所得拡大促進税制の拡充

Posted on 12/02/2014 by Koji Takahashi

1.民間投資活性化等のための税制改正大綱

平成25年度税制改正で創設された所得拡大促進税制(雇用者給与等支給額が増加した場合の税額控除)について、平成25年10月に公表された与党の「民間投資活性化等のための税制改正大綱」により、民間投資の活性化を含む「三本の矢」の成果が所得の拡大という形などで広く国民に享受されることが、重要であるとして、さらに拡充されることになりました。

法律改正は、平成26年度税制改正により行われることになりますが、ここでは税制改正大綱の内容を確認していきます。

2.所得拡大促進税制

所得拡大促進税制は、企業が従業員の給与等支給額を増加させた場合、雇用者給与等支給増加額の10%の税額控除を行うものです。

ただし、その事業年度の法人税額の10%(中小企業者等は20%)が上限となります。

また、雇用促進税制(雇用者の数が増加した場合の法人税額の特別控除)の適用を受ける事業年度については、所得拡大促進税制の適用を受けることはできません。

3.雇用者給与等支給増加割合要件

現行は5%以上とされている雇用者給与等支給増加割合要件について、適用年度の区分に応じて、次のとおりとされます。

①平成27年4月1日前に開始する適用年度-2%以上

②平成27年4月1日から平成28年3月31日までの間に開始する適用年度-3%以上

③平成28年4月1日から平成30年3月31日までの間に開始する適用年度-5%以上

なお、雇用者給与等支給増加割合とは、雇用者給与等支給増加額(雇用者給与等支給額から基準雇用者給与等支給額を控除した金額)の基準雇用者給与等支給額に対する割合をいいます。

4.平均給与等支給額要件

現行は国内雇用者に対する給与等の計算の基礎としている平均給与等支給額要件について、継続雇用者に対する給与等を計算の基礎とすることとされます。

継続雇用者に対する給与等とは、国内雇用者に対する給与等のうち、雇用保険法の一般被保険者に対する給与等をいいますが、高年齢者等の雇用の安定等に関する法律の継続雇用制度に基づき雇用される者に対する給与等は除かれます。
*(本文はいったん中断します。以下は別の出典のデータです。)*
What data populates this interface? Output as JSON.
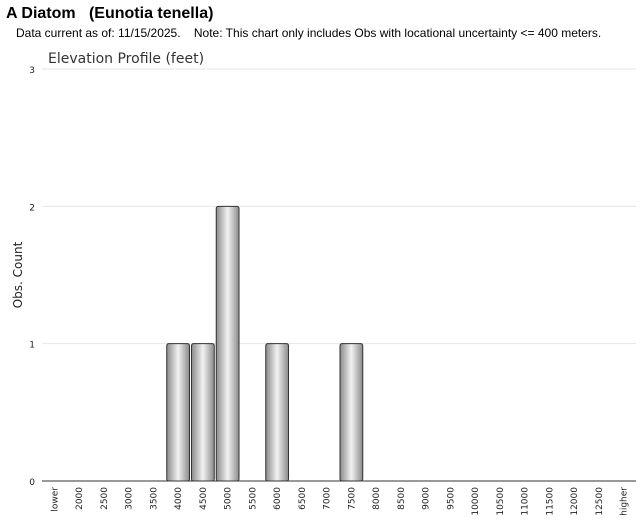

また、現行は平均給与等支給額が比較平均給与等支給額以上であることが要件とされていますが、平均給与等支給額が比較平均給与等支給額を上回ることが要件とされます。

なお、平均給与等支給額とは、適用年度の給与等支給額を給与等支給者数(適用年度における給与等月別支給対象者の数を合計した数)で除して計算した金額をいい、比較平均給与等支給額とは、適用年度の前事業年度の給与等支給額を給与等支給者数で除して計算した金額をいいます。

5.改正規定の適用

この改正は、平成26年4月1日以後に終了する適用年度について、適用されることになります。